Click to reveal Trigger 3: The Registrar's Teaching Round: Dermographism Demonstration (discuss previous trigger first!)
Trigger 3: The Registrar's Teaching Round: Dermographism Demonstration
The next morning, the dermatology registrar calls a bedside teaching session. A consenting patient, Mr Arjun, 29, has been admitted for evaluation of 'writing on skin'. He reports that wherever clothing rubs or his skin is scratched, a raised, itchy, linear welt appears within minutes. He finds it embarrassing and it wakes him at night. The registrar asks you to perform and interpret the dermographism test under supervision.
DISCUSSION POINTS
- Describe step-by-step how you would perform the dermographism test on Mr Arjun: site, instrument, force, timing, and what you are observing at each step. What is the triple response of Lewis and which component of it confirms that the result is symptomatic rather than physiological?
- The test produces a clear pruritic linear wheal. Classify Mr Arjun's condition using the full urticaria classification framework. Explain why his condition is classified as 'inducible' rather than 'spontaneous' and what this means for his investigation and management.
- Mr Arjun asks whether he needs to avoid certain activities or environments. What lifestyle modifications would you advise specifically for symptomatic dermographism? Would his treatment ladder differ from Mr Suresh's chronic spontaneous urticaria, and why?
- The registrar asks you to compare dermographism with two other physical urticarias: cold urticaria and cholinergic urticaria. For each, state the trigger, the diagnostic test, and one specific safety counselling point that is unique to that condition.
Click to reveal Trigger 4: Integration: The Three Patients and the Common Thread (discuss previous trigger first!)
Trigger 4: Integration: The Three Patients and the Common Thread
At the end of the session, the registrar asks you to stand back and synthesise what you have learned from all three patients. She presents a summary table on the board with three columns — one for each patient — and asks you to fill in the rows.
DISCUSSION POINTS
- For each of the three patients (Mr Suresh, Mrs Nalini, Mr Arjun), state: (a) the classification, (b) the dominant mediator (histamine, bradykinin, or histamine with a defined physical trigger), (c) the first-line treatment, and (d) the most dangerous error to avoid. Present this as a comparative table in your discussion.

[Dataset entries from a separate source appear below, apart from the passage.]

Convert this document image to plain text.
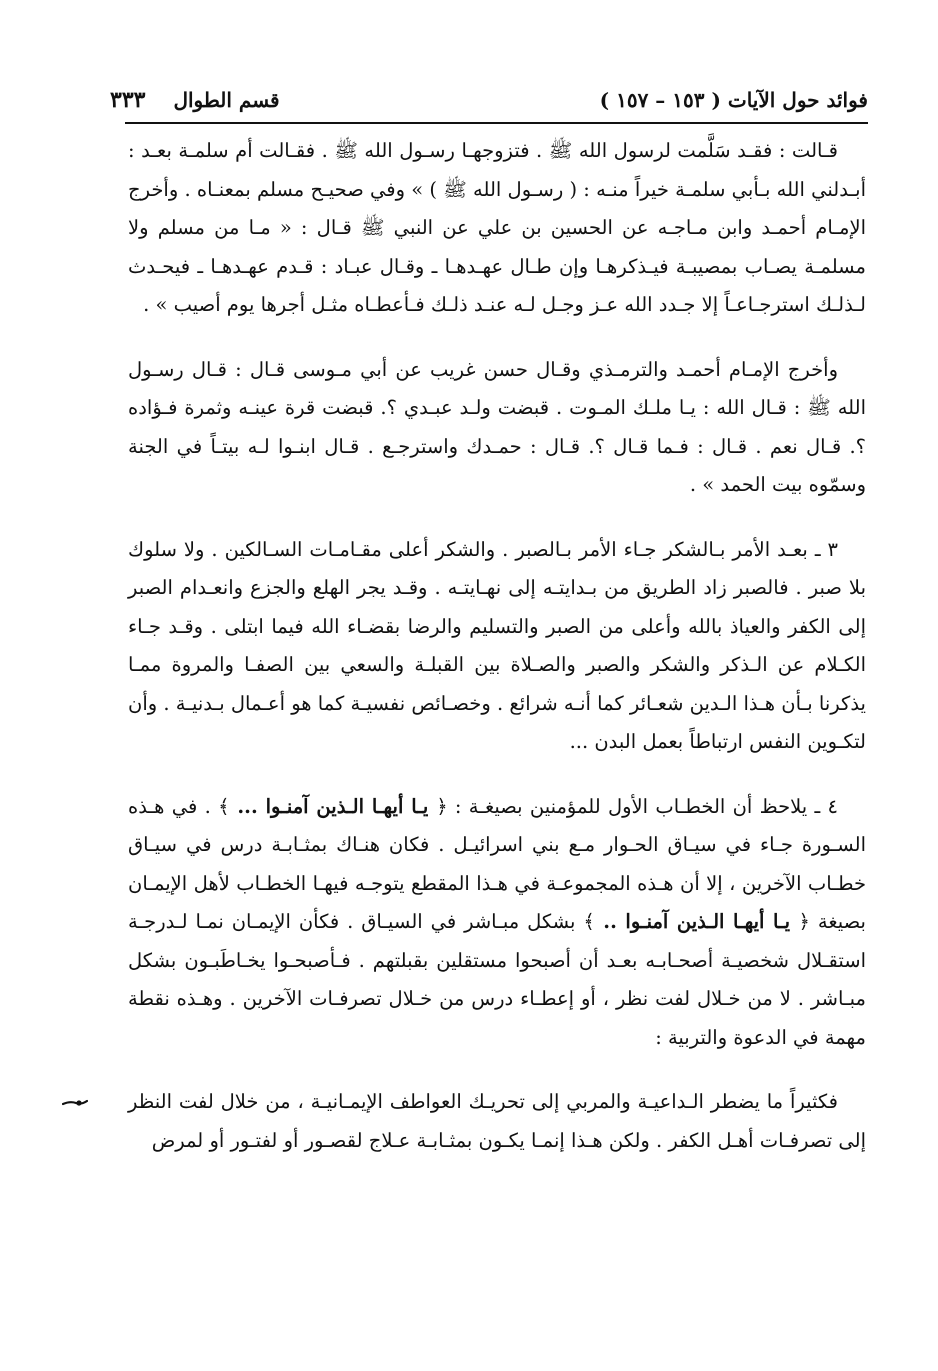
فوائد حول الآيات ( ١٥٣ – ١٥٧ )
قسم الطوال
٣٣٣

قـالت : فقـد سَلَّمت لرسول الله ﷺ . فتزوجهـا رسـول الله ﷺ . فقـالت أم سلمـة بعـد : أبـدلني الله بـأبي سلمـة خيراً منـه : ( رسـول الله ﷺ ) » وفي صحيـح مسلم بمعنـاه . وأخرج الإمـام أحمـد وابن مـاجـه عن الحسين بن علي عن النبي ﷺ قـال : « مـا من مسلم ولا مسلمـة يصـاب بمصيبـة فيـذكرهـا وإن طـال عهـدهـا ـ وقـال عبـاد : قـدم عهـدهـا ـ فيحـدث لـذلـك استرجـاعـاً إلا جـدد الله عـز وجـل لـه عنـد ذلـك فـأعطـاه مثـل أجرها يوم أصيب » .

وأخرج الإمـام أحمـد والترمـذي وقـال حسن غريب عن أبي مـوسى قـال : قـال رسـول الله ﷺ : قـال الله : يـا ملـك المـوت . قبضت ولـد عبـدي ؟. قبضت قرة عينـه وثمرة فـؤاده ؟. قـال نعم . قـال : فـما قـال ؟. قـال : حمـدك واسترجـع . قـال ابنـوا لـه بيتـاً في الجنة وسمّوه بيت الحمد » .

٣ ـ بعـد الأمر بـالشكر جـاء الأمر بـالصبر . والشكر أعلى مقـامـات السـالكين . ولا سلوك بلا صبر . فالصبر زاد الطريق من بـدايتـه إلى نهـايتـه . وقـد يجر الهلع والجزع وانعـدام الصبر إلى الكفر والعياذ بالله وأعلى من الصبر والتسليم والرضا بقضـاء الله فيما ابتلى . وقـد جـاء الكـلام عن الـذكر والشكر والصبر والصـلاة بين القبلـة والسعي بين الصفـا والمروة ممـا يذكرنا بـأن هـذا الـدين شعـائر كما أنـه شرائع . وخصـائص نفسيـة كما هو أعـمال بـدنيـة . وأن لتكـوين النفس ارتباطاً بعمل البدن ...

٤ ـ يلاحظ أن الخطـاب الأول للمؤمنين بصيغـة : ﴿ يـا أيهـا الـذين آمنـوا ... ﴾ . في هـذه السـورة جـاء في سيـاق الحـوار مـع بني اسرائيـل . فكان هنـاك بمثـابـة درس في سيـاق خطـاب الآخرين ، إلا أن هـذه المجموعـة في هـذا المقطع يتوجـه فيهـا الخطـاب لأهل الإيمـان بصيغة ﴿ يـا أيهـا الـذين آمنـوا .. ﴾ بشكل مبـاشر في السيـاق . فكأن الإيمـان نمـا لـدرجـة استقـلال شخصيـة أصحـابـه بعـد أن أصبحوا مستقلين بقبلتهم . فـأصبحـوا يخـاطَبـون بشكل مبـاشر . لا من خـلال لفت نظر ، أو إعطـاء درس من خـلال تصرفـات الآخرين . وهـذه نقطة مهمة في الدعوة والتربية :

فكثيراً ما يضطر الـداعيـة والمربي إلى تحريـك العواطف الإيمـانيـة ، من خلال لفت النظر إلى تصرفـات أهـل الكفر . ولكن هـذا إنمـا يكـون بمثـابـة عـلاج لقصـور أو لفتـور أو لمرض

- The registrar asks: 'What is the single clinical skill — history or examination — that would have correctly triaged all three patients without any blood tests or investigations?' Defend your answer with evidence from each case.
- A fourth patient is mentioned: a 16-year-old girl with recurrent isolated angioedema (no wheals), a low C4 between attacks, positive family history, and no drug exposure. Where does she fit in the schema you have constructed? What additional investigation would confirm her diagnosis, and why is antihistamine treatment futile in her case?
- The registrar closes with: 'What does the management of urticaria tell us about the relationship between pathogenesis and therapy?' Construct a brief argument (3–4 sentences) that uses evidence from all three patients to answer this question — connecting mediator identity to treatment selection and why that connection is clinically critical.